Neurological diseases are almost impossible to treat because of the difficulty in creating pathologies for them. However, the team at Trinity College Dublin didn’t let this stop them as they have discovered a mutation that can cause a rare form of early onset dementia, ALSP. Led by Dr. Connor Delaney and Professor Matthew Campbell, this discovery is one of the most significant discoveries this decade.
Mutations cause ALSP in the colony-stimulating factor-1 receptor (CSF1R) gene. The mutation is what breaks down white matter in the brain. This breakdown leads to severe cognitive decline as early as the third or fourth decade of life (instead of more common forms of dementia, which generally hit people in their 60s).
Scientists had theorized that the cause of ALSP was due to overactive microglia cells in the brain. However, researchers used data obtained from patient samples and clinical trials to identify that dysfunctional white blood cells are responsible for the mutated CSF1R genes.
How the Process Works
The whole process is a bit complicated, but the bad white blood cells set off a chain reaction in the body that eventually leads to early onset dementia. The CSF1R is made up of alleles, like all human genes. These bad white blood cells cause at least one of the alleles to mutate and cause cerebral amyloid angiopathy (CAA). CAA is a harmful rise in the production of the amyloid protein.
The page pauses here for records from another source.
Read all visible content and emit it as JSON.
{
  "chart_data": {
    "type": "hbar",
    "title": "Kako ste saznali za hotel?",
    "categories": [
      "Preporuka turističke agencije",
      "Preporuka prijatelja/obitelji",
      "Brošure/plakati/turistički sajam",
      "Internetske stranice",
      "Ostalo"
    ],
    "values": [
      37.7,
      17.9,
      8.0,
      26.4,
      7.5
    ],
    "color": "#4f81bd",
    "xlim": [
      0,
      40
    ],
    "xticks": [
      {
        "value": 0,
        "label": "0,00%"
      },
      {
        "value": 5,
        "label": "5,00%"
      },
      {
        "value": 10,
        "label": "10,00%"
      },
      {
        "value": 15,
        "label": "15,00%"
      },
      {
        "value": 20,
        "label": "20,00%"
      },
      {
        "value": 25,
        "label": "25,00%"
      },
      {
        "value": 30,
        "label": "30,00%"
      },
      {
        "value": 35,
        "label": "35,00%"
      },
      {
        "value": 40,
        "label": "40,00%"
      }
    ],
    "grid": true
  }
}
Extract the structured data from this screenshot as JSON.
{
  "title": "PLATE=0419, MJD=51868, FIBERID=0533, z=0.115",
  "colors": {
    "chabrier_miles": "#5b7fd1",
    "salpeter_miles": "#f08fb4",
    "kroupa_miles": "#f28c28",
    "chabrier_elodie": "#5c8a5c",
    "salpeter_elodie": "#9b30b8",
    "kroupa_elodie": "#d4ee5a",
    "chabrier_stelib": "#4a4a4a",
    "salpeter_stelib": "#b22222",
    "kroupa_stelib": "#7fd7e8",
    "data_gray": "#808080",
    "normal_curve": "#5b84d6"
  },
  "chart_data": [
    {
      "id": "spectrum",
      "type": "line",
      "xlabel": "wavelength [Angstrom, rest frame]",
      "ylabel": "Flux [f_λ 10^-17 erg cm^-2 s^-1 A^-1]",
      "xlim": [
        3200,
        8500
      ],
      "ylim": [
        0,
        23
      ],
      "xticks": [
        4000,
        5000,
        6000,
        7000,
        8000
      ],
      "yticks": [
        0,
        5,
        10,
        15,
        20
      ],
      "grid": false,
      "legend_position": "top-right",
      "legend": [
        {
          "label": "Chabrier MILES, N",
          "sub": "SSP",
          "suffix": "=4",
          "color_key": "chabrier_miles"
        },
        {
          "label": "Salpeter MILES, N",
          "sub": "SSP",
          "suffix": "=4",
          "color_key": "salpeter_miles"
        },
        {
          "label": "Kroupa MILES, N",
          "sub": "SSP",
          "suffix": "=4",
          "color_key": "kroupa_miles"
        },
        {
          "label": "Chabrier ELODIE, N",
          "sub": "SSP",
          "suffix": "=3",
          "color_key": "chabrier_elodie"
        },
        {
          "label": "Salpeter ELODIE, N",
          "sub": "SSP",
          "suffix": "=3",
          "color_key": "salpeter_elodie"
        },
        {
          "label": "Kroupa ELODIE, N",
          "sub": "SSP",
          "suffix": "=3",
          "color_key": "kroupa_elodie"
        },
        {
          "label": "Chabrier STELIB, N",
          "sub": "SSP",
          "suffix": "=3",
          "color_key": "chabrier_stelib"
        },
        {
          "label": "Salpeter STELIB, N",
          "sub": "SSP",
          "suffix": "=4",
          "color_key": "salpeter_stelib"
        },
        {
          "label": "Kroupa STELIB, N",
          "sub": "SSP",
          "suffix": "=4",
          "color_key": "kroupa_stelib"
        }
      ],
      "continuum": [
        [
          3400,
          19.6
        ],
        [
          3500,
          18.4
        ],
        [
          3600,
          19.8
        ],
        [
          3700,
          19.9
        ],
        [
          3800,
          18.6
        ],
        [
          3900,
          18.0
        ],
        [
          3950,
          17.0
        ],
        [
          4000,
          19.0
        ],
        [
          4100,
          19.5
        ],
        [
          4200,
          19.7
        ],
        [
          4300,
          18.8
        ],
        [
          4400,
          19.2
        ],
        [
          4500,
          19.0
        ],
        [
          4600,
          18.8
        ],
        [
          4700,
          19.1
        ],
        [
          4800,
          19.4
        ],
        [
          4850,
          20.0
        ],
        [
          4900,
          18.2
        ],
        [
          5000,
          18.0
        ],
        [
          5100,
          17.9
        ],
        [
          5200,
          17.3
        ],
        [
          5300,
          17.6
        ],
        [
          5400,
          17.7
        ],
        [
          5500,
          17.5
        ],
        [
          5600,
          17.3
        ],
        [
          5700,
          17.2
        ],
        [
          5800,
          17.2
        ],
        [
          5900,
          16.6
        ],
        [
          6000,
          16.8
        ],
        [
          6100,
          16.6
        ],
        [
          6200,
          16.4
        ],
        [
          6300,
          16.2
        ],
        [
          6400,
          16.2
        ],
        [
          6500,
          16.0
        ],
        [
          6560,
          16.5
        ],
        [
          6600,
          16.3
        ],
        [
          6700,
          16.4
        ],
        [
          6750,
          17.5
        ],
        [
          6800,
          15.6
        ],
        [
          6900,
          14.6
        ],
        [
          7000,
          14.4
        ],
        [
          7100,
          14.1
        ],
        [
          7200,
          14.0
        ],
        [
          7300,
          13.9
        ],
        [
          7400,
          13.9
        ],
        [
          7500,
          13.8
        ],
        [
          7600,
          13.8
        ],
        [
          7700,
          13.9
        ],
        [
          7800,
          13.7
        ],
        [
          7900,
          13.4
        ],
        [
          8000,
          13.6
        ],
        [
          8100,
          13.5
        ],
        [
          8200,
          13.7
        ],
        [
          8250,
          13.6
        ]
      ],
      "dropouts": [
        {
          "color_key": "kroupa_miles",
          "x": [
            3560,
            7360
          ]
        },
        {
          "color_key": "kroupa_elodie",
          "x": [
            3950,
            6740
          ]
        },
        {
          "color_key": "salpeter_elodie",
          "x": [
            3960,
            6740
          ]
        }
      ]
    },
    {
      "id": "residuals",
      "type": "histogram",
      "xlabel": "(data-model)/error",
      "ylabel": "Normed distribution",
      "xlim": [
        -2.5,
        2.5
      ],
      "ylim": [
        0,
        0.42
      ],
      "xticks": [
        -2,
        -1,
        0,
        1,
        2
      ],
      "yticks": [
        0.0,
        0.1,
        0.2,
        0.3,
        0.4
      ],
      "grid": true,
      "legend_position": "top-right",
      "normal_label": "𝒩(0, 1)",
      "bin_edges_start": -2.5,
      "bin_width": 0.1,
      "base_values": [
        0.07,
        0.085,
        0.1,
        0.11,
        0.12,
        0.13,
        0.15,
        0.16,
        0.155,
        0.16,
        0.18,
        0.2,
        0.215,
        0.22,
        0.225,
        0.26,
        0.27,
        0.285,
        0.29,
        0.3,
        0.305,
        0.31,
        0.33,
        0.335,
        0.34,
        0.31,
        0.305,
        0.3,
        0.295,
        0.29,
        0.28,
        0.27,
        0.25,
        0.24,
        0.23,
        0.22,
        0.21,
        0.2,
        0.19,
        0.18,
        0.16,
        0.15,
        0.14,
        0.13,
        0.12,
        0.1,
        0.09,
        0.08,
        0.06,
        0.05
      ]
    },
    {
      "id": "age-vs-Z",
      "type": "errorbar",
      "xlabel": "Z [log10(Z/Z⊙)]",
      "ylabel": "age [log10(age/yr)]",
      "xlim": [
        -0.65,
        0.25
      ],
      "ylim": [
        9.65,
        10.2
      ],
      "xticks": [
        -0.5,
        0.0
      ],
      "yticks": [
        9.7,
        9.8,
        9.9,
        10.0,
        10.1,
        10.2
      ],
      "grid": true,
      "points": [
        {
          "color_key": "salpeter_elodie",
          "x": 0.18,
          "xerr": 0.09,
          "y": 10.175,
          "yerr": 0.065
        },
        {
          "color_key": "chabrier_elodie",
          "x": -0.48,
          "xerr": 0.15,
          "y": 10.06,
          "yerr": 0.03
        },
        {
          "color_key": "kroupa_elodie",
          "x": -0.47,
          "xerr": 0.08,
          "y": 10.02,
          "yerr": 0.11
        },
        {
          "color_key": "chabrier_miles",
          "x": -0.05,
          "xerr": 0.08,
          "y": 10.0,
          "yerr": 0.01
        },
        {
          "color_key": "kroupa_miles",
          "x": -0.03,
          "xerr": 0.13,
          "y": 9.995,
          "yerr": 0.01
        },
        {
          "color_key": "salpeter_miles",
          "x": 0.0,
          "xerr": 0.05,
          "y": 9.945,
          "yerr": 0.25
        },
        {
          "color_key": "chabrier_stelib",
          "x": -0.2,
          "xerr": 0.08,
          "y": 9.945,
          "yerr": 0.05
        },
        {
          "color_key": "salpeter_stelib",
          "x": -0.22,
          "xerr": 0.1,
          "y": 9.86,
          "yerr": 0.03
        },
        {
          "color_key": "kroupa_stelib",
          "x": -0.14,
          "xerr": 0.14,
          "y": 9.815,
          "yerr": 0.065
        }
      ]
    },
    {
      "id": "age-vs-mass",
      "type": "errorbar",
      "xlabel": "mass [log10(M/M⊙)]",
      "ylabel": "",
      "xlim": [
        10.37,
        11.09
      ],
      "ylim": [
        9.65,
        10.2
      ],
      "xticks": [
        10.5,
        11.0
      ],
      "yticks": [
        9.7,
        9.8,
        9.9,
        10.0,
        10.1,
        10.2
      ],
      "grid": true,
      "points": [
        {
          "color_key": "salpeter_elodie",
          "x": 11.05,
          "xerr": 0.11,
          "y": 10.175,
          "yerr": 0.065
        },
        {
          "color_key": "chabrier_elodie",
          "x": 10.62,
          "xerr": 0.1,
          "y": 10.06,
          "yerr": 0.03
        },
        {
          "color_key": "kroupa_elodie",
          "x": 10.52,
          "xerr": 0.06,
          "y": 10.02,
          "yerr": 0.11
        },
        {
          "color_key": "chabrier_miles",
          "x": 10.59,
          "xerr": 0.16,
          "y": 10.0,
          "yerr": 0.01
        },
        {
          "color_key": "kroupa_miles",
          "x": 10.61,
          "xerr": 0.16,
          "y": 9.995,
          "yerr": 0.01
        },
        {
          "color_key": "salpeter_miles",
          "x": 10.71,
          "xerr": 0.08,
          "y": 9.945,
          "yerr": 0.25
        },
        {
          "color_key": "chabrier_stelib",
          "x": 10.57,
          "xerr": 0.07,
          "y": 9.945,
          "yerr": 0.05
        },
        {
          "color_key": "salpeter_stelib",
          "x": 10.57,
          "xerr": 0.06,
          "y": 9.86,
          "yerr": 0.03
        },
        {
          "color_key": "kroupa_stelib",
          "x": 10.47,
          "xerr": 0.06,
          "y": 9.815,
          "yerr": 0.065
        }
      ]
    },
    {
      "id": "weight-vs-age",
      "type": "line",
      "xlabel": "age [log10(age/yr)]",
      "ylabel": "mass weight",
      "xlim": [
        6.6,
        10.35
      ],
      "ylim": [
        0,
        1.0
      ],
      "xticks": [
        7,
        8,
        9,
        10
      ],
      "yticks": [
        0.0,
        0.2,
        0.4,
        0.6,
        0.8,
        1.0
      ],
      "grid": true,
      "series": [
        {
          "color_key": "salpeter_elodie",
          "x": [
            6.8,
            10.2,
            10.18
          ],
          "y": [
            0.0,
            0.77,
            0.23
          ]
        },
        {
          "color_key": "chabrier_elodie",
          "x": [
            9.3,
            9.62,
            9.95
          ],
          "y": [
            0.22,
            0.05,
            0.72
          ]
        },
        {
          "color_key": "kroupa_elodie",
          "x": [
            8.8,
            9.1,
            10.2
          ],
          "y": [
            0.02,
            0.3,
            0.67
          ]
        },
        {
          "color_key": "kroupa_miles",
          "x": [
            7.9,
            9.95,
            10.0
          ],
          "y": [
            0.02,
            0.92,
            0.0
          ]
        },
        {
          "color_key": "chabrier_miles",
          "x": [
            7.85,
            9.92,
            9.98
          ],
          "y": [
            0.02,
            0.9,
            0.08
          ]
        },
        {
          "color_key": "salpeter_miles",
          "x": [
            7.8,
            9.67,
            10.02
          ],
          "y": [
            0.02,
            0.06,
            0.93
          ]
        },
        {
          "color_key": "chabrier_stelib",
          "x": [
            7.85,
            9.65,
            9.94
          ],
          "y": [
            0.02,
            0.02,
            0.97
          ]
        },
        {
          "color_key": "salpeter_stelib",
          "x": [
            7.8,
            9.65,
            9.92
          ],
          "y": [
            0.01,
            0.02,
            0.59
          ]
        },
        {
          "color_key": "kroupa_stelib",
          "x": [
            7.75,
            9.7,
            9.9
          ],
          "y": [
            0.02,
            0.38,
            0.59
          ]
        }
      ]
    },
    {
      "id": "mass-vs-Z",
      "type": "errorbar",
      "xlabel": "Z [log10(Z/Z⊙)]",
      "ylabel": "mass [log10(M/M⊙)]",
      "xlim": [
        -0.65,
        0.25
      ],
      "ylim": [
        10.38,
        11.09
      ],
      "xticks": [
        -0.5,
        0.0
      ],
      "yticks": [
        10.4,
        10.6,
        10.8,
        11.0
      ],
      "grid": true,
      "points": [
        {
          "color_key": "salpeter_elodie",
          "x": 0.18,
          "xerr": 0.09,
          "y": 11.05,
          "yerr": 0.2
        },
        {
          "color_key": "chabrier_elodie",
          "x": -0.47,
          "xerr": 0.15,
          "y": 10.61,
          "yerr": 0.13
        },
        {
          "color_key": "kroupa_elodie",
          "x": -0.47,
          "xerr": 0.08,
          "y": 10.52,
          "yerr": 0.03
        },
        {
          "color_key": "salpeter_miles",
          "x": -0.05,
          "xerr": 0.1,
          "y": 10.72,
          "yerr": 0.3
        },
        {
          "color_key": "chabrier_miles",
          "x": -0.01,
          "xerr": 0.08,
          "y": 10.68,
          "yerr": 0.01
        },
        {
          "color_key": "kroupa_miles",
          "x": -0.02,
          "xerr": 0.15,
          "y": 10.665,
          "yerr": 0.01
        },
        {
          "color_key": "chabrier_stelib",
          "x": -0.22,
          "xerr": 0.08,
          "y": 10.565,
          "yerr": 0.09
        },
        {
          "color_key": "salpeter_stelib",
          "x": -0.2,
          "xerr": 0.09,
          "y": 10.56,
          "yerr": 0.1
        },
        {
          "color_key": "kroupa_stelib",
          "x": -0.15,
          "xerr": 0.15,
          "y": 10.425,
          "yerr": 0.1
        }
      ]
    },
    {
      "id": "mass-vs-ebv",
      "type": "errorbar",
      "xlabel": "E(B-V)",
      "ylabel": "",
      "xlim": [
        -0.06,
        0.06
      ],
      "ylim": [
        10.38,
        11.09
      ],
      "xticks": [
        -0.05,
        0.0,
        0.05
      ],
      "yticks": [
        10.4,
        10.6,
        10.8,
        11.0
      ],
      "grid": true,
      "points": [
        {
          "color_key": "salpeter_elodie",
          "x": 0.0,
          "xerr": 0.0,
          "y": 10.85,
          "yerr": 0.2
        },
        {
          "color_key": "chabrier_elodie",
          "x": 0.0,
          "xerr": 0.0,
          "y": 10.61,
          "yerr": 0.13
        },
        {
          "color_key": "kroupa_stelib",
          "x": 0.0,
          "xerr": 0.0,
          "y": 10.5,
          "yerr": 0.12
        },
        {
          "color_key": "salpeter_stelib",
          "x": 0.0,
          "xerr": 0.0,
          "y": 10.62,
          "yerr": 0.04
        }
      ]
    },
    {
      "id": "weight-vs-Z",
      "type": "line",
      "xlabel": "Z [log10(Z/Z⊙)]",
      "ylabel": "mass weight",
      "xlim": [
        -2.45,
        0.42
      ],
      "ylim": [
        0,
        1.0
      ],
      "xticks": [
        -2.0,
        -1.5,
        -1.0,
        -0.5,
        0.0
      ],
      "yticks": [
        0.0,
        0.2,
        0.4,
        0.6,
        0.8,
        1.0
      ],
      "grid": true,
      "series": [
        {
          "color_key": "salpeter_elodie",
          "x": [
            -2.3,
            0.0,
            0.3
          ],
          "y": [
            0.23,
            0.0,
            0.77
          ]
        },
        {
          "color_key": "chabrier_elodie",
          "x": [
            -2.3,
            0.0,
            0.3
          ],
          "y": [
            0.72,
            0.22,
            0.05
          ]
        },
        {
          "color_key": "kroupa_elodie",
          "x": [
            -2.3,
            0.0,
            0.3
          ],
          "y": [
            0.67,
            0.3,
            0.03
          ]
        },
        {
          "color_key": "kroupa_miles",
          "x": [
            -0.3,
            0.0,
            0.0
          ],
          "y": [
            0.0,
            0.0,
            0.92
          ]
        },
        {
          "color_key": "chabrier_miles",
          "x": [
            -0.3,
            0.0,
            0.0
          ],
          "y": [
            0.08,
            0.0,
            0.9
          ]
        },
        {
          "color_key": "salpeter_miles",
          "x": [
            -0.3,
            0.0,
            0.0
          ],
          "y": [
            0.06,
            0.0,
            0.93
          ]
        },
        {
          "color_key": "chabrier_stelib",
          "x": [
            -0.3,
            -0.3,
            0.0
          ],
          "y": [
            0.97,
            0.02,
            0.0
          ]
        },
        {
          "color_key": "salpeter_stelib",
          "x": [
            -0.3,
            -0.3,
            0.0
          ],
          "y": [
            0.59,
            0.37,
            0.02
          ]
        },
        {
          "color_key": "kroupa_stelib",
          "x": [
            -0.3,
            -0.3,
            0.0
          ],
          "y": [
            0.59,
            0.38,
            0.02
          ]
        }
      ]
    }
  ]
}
The amyloid protein then harms the body’s macrophages, leading to a reduced ability to fight harmful cells and substances. One of those substances, amyloid‐β, is normally healthy for people, but it blocks blood flow to the brain in abundance. Without macrophages being able to clear the access amyloid‐β, a person is at risk for strokes, which will lead to dementia.
Why Microglia Is Vindicated
Do you remember earlier in the article where it was stated that scientists originally theorized that a breakdown in microglia was the culprit behind early onset dementia? Microglia is one type of microphage. However, the team’s research revealed that only CSF1R mutations from bone-marrow derived microphages are to blame. Microglia are found in the CNS (the brain).